On Fri, Oct 15, 2021 at 12:16 AM Steven D'Aprano email@example.com wrote:
On Thu, Oct 14, 2021 at 11:15:52PM +1100, Chris Angelico wrote:
On Thu, Oct 14, 2021 at 11:03 PM Jeremiah Vivian firstname.lastname@example.org wrote:
Results are in (tested `next(iter(d))`/`next(iter(d.values())`/`next(iter(d.items())` and their `next(reverse())` counterparts): `*` / `/` implemented is 2x faster than `next(iter(d))`/`next(reversed(d))` `+` / `-` implemented is approximately 3x faster than `next(iter(d.values()))`/`next(reversed(d.values()))` `<<` / `>>` implemented is at least 4x faster than `next(iter(d.items()))`/`next(reversed(d.items()))`
So, negligible benefits. Thanks for checking.
Be fair Chris :-)
A 2x or 4x speed-up (even of a micro-benchmark) is not negligible. If someone managed a mere 20% or 30% speedup to next(), we would probably be more than happy to take it.
Okay, lemme rephrase. Relatively insignificant benefits, considering that (as I said in the preceding post, which was based on approximations rather than measurements) this involves hand-rolled C code instead of composing a concept out of pre-existing Python functions.
Any time you rewrite Python code in C, you can expect a measurable improvement. Having this be merely 2-4 times is rather underwhelming for a microbenchmark, although of course that same benefit for your whole project would be quite notable. But let's face it: if next(iter(d)) is the bottleneck in your code, something's wrong with your methodology or algorithm.
A percentage speedup to an existing function? Definitely, that's basically free performance gains for everything that uses it. An improvement to one very specific operation on one single data type? It has to be either an incredibly common one, or a spectacular improvement, to be more than "negligible".
For a fair comparison, I'd like to see a function that uses next(iter(d)) get cythonized. Or run in PyPy. Anything that can give drastic performance improvements for the original code. Then see whether the handrolled one is still better, and if so, how much. I suspect it will still benchmark measurably higher (since it doesn't involve two global lookups), but the difference would narrow even further. Of course, it's hard to get a fair comparison between handrolled C and PyPy, so this is probably academic, but perhaps it'll give some idea of why I consider anything less than an order of magnitude to be negligible here.
A better way to put this is that while the speed benefit to one uncommon task is non-negligible, the cost to readability and comprehensibility is horrendous. This is premature optimization: there's no evidence that getting the first element of a dict is a common operation, let alone a bottleneck that needs optimising.

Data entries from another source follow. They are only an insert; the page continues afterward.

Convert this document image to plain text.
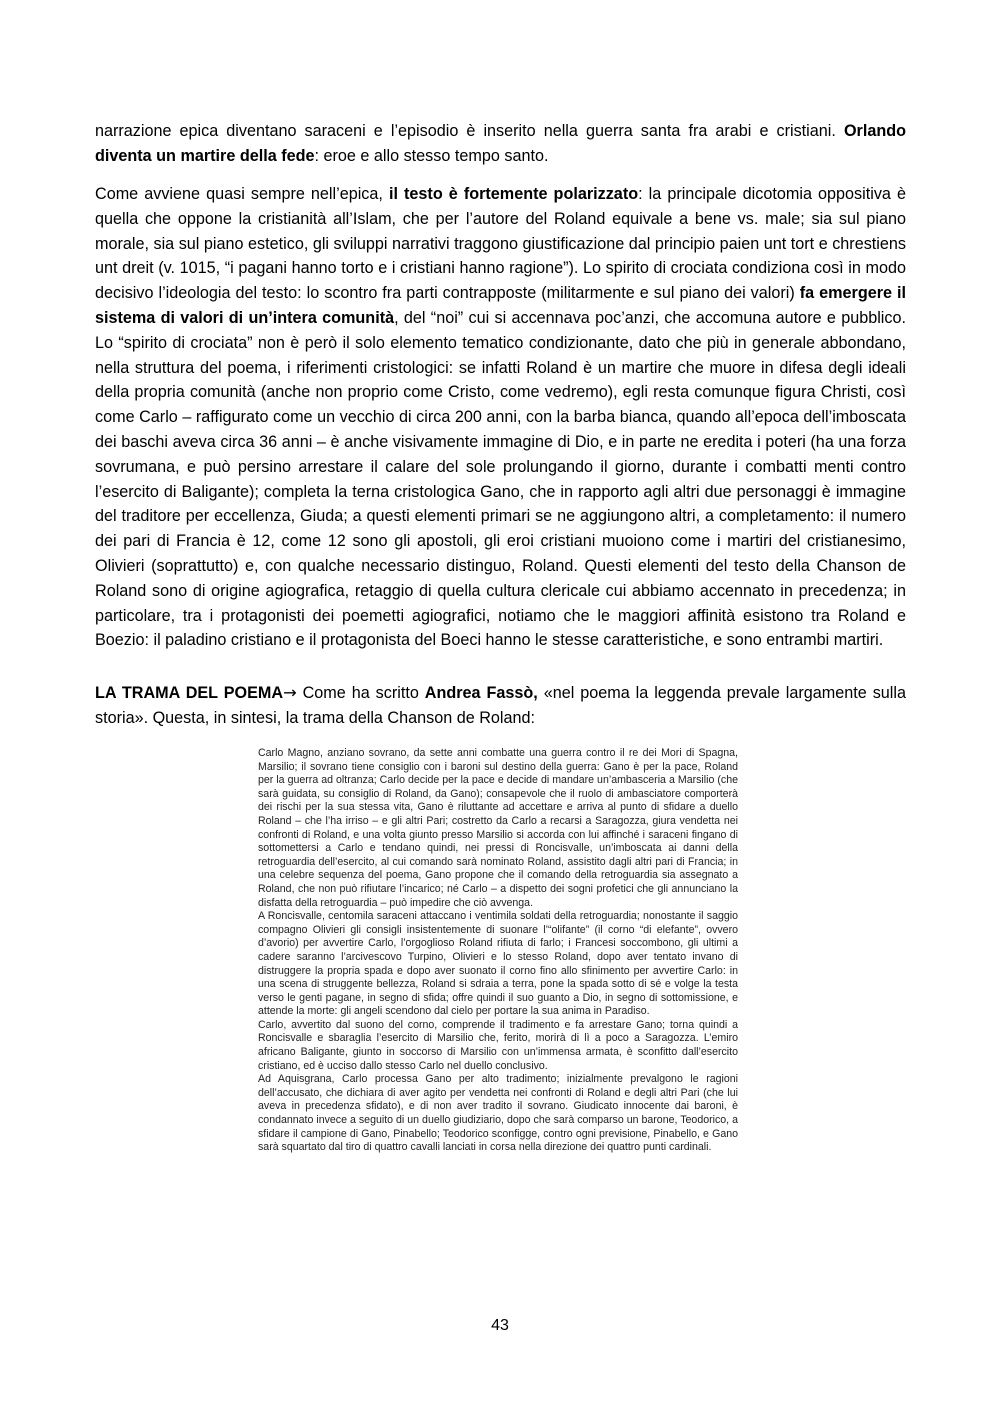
narrazione epica diventano saraceni e l’episodio è inserito nella guerra santa fra arabi e cristiani. Orlando diventa un martire della fede: eroe e allo stesso tempo santo.

Come avviene quasi sempre nell’epica, il testo è fortemente polarizzato: la principale dicotomia oppositiva è quella che oppone la cristianità all’Islam, che per l’autore del Roland equivale a bene vs. male; sia sul piano morale, sia sul piano estetico, gli sviluppi narrativi traggono giustificazione dal principio paien unt tort e chrestiens unt dreit (v. 1015, “i pagani hanno torto e i cristiani hanno ragione”). Lo spirito di crociata condiziona così in modo decisivo l’ideologia del testo: lo scontro fra parti contrapposte (militarmente e sul piano dei valori) fa emergere il sistema di valori di un’intera comunità, del “noi” cui si accennava poc’anzi, che accomuna autore e pubblico. Lo “spirito di crociata” non è però il solo elemento tematico condizionante, dato che più in generale abbondano, nella struttura del poema, i riferimenti cristologici: se infatti Roland è un martire che muore in difesa degli ideali della propria comunità (anche non proprio come Cristo, come vedremo), egli resta comunque figura Christi, così come Carlo – raffigurato come un vecchio di circa 200 anni, con la barba bianca, quando all’epoca dell’imboscata dei baschi aveva circa 36 anni – è anche visivamente immagine di Dio, e in parte ne eredita i poteri (ha una forza sovrumana, e può persino arrestare il calare del sole prolungando il giorno, durante i combatti menti contro l’esercito di Baligante); completa la terna cristologica Gano, che in rapporto agli altri due personaggi è immagine del traditore per eccellenza, Giuda; a questi elementi primari se ne aggiungono altri, a completamento: il numero dei pari di Francia è 12, come 12 sono gli apostoli, gli eroi cristiani muoiono come i martiri del cristianesimo, Olivieri (soprattutto) e, con qualche necessario distinguo, Roland. Questi elementi del testo della Chanson de Roland sono di origine agiografica, retaggio di quella cultura clericale cui abbiamo accennato in precedenza; in particolare, tra i protagonisti dei poemetti agiografici, notiamo che le maggiori affinità esistono tra Roland e Boezio: il paladino cristiano e il protagonista del Boeci hanno le stesse caratteristiche, e sono entrambi martiri.

LA TRAMA DEL POEMA→ Come ha scritto Andrea Fassò, «nel poema la leggenda prevale largamente sulla storia». Questa, in sintesi, la trama della Chanson de Roland:

Carlo Magno, anziano sovrano, da sette anni combatte una guerra contro il re dei Mori di Spagna, Marsilio; il sovrano tiene consiglio con i baroni sul destino della guerra: Gano è per la pace, Roland per la guerra ad oltranza; Carlo decide per la pace e decide di mandare un’ambasceria a Marsilio (che sarà guidata, su consiglio di Roland, da Gano); consapevole che il ruolo di ambasciatore comporterà dei rischi per la sua stessa vita, Gano è riluttante ad accettare e arriva al punto di sfidare a duello Roland – che l’ha irriso – e gli altri Pari; costretto da Carlo a recarsi a Saragozza, giura vendetta nei confronti di Roland, e una volta giunto presso Marsilio si accorda con lui affinché i saraceni fingano di sottomettersi a Carlo e tendano quindi, nei pressi di Roncisvalle, un’imboscata ai danni della retroguardia dell’esercito, al cui comando sarà nominato Roland, assistito dagli altri pari di Francia; in una celebre sequenza del poema, Gano propone che il comando della retroguardia sia assegnato a Roland, che non può rifiutare l’incarico; né Carlo – a dispetto dei sogni profetici che gli annunciano la disfatta della retroguardia – può impedire che ciò avvenga.

A Roncisvalle, centomila saraceni attaccano i ventimila soldati della retroguardia; nonostante il saggio compagno Olivieri gli consigli insistentemente di suonare l’“olifante” (il corno “di elefante”, ovvero d’avorio) per avvertire Carlo, l’orgoglioso Roland rifiuta di farlo; i Francesi soccombono, gli ultimi a cadere saranno l’arcivescovo Turpino, Olivieri e lo stesso Roland, dopo aver tentato invano di distruggere la propria spada e dopo aver suonato il corno fino allo sfinimento per avvertire Carlo: in una scena di struggente bellezza, Roland si sdraia a terra, pone la spada sotto di sé e volge la testa verso le genti pagane, in segno di sfida; offre quindi il suo guanto a Dio, in segno di sottomissione, e attende la morte: gli angeli scendono dal cielo per portare la sua anima in Paradiso.

Carlo, avvertito dal suono del corno, comprende il tradimento e fa arrestare Gano; torna quindi a Roncisvalle e sbaraglia l’esercito di Marsilio che, ferito, morirà di lì a poco a Saragozza. L’emiro africano Baligante, giunto in soccorso di Marsilio con un’immensa armata, è sconfitto dall’esercito cristiano, ed è ucciso dallo stesso Carlo nel duello conclusivo.

Ad Aquisgrana, Carlo processa Gano per alto tradimento; inizialmente prevalgono le ragioni dell’accusato, che dichiara di aver agito per vendetta nei confronti di Roland e degli altri Pari (che lui aveva in precedenza sfidato), e di non aver tradito il sovrano. Giudicato innocente dai baroni, è condannato invece a seguito di un duello giudiziario, dopo che sarà comparso un barone, Teodorico, a sfidare il campione di Gano, Pinabello; Teodorico sconfigge, contro ogni previsione, Pinabello, e Gano sarà squartato dal tiro di quattro cavalli lanciati in corsa nella direzione dei quattro punti cardinali.

43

Right. That's the main thing.
Ultimately, for every millisecond in program runtime saved by using obscure operators for uncommon operations on dicts, we would probably cost a dozen programmers five or ten minutes in confusion while they try to decipher what on earth `mydict << 1` means.
There are programming languages designed to be terse and even deliberately obfuscated, especially code-golfing languages. I'm glad Python is not one of them :-)
Indeed :) And I can't even picture this as being particularly useful for golfing!